Karn v. Doyle

406 A.2d 36 | Del. | 1979

PER CURIAM:

The Court of Chancery approved a settlement of a class action on application by the parties to the agreement and over objection by William S. Karn, a stock holder in Filtrol Corporation, one of the settling parties. The objector has appealed making eleven arguments which are outlined in his brief. The settling parties have filed separate motions under Rule 25(a) to affirm the judgment on the ground that it is manifest on the face of the objector’s brief that the appeal is without merit.*

So far as we have been able to determine, many of the arguments now made were not submitted to the Vice Chancellor and, for that reason, we will not consider them. Robinson v. Meding, Del.Supr., 163 A.2d 272 (1960). Supr. Court Rule 8. And, in any event, it has not been demonstrated that the Vice Chancellor, by approving the settlement, abused his discretion, Rome v. Archer, Del.Supr., 197 A.2d 49 (1964). Krinsky v. Helfand, Del.Supr., 156 A.2d 90 (1959), which is the test for reversal.
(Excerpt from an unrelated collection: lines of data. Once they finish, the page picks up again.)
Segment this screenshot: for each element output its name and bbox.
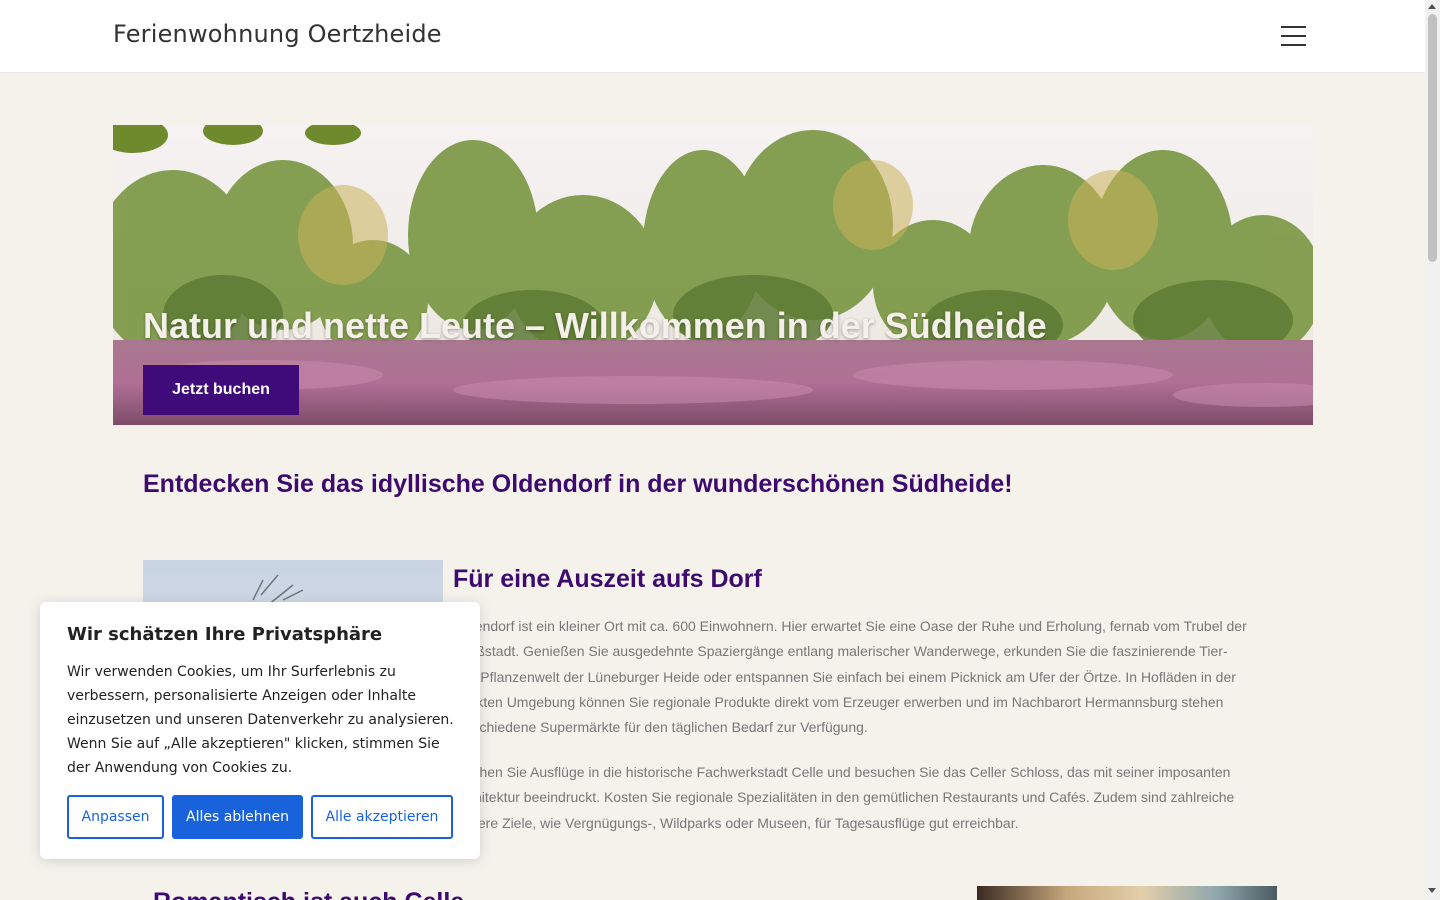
hero-title: Natur und nette Leute – Willkommen in de… xyxy=(143,305,1047,346)
accept-all-button[interactable]: Alle akzeptieren xyxy=(311,795,453,839)
section-heading: Entdecken Sie das idyllische Oldendorf i… xyxy=(143,470,1013,498)
hamburger-menu-icon[interactable] xyxy=(1281,26,1306,46)
hero-banner: Natur und nette Leute – Willkommen in de… xyxy=(113,125,1313,425)
reject-all-button[interactable]: Alles ablehnen xyxy=(172,795,303,839)
cookie-text: Wir verwenden Cookies, um Ihr Surferlebn… xyxy=(67,664,454,776)
site-header: Ferienwohnung Oertzheide xyxy=(0,0,1425,73)
page-scrollbar[interactable] xyxy=(1425,0,1440,900)
excursions-paragraph: Machen Sie Ausflüge in die historische F… xyxy=(453,764,1235,831)
book-now-button[interactable]: Jetzt buchen xyxy=(143,365,299,415)
sub-heading: Für eine Auszeit aufs Dorf xyxy=(453,565,762,593)
scroll-up-icon[interactable] xyxy=(1428,4,1436,9)
scroll-thumb[interactable] xyxy=(1428,14,1437,262)
site-title[interactable]: Ferienwohnung Oertzheide xyxy=(113,20,442,48)
scroll-down-icon[interactable] xyxy=(1428,888,1436,893)
cookie-consent-banner: Wir schätzen Ihre Privatsphäre Wir verwe… xyxy=(40,602,480,859)
customize-button[interactable]: Anpassen xyxy=(67,795,164,839)
celle-heading: Romantisch ist auch Celle xyxy=(153,888,464,900)
intro-paragraph: Oldendorf ist ein kleiner Ort mit ca. 60… xyxy=(453,618,1247,736)
cookie-title: Wir schätzen Ihre Privatsphäre xyxy=(67,624,383,645)
celle-image xyxy=(977,886,1277,900)
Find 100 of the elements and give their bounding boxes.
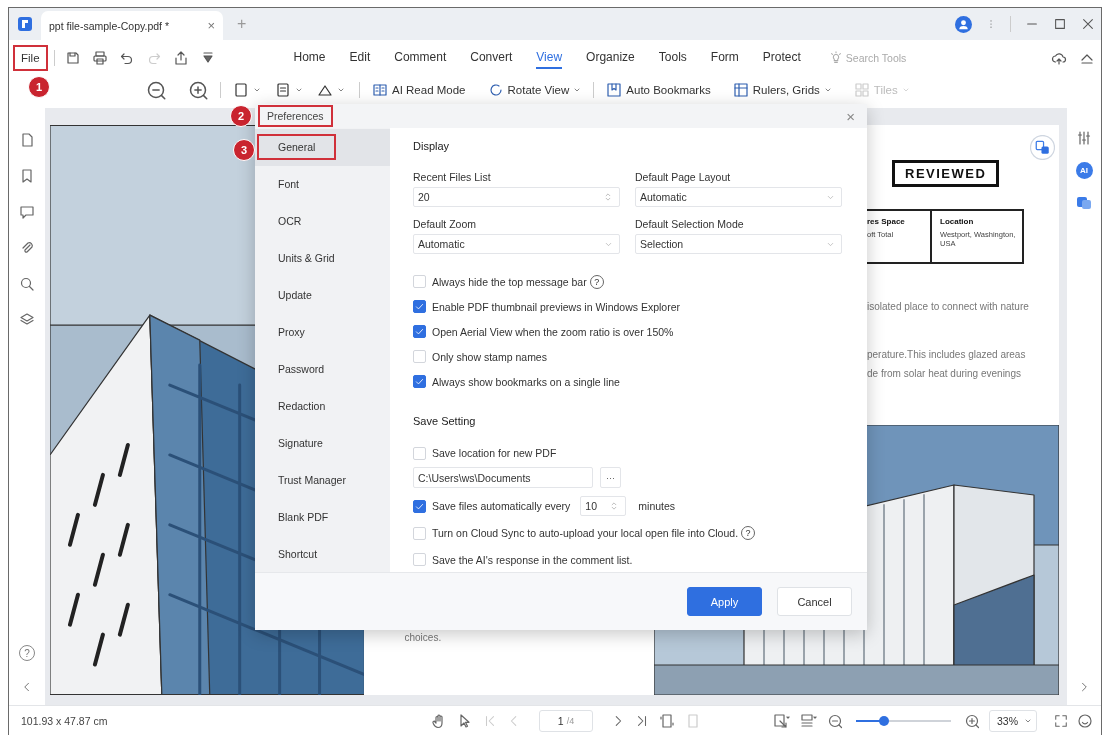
share-icon[interactable] <box>172 50 189 66</box>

It follows that the motions to affirm should be granted.

Affirmed.

Rule 25(a) provides in part:

“Within 10 days after receipt of appellant’s opening brief, appellee may, in lieu of a brief, serve and file a motion to affirm the judgment or order of the trial court. The filing of the motion tolls the time for filing of appel-lee’s brief. The sole ground for such motion shall be that it is manifest on the face of appellant’s brief that the appeal is without merit because:
(i) The issue on appeal is clearly controlled by settled Delaware law;
(ii) The issue on appeal is factual and clearly there is sufficient evidence to support the jury verdict or findings of fact below; or
(iii) The issue on appeal is one of judicial discretion and clearly there was no abuse of discretion.”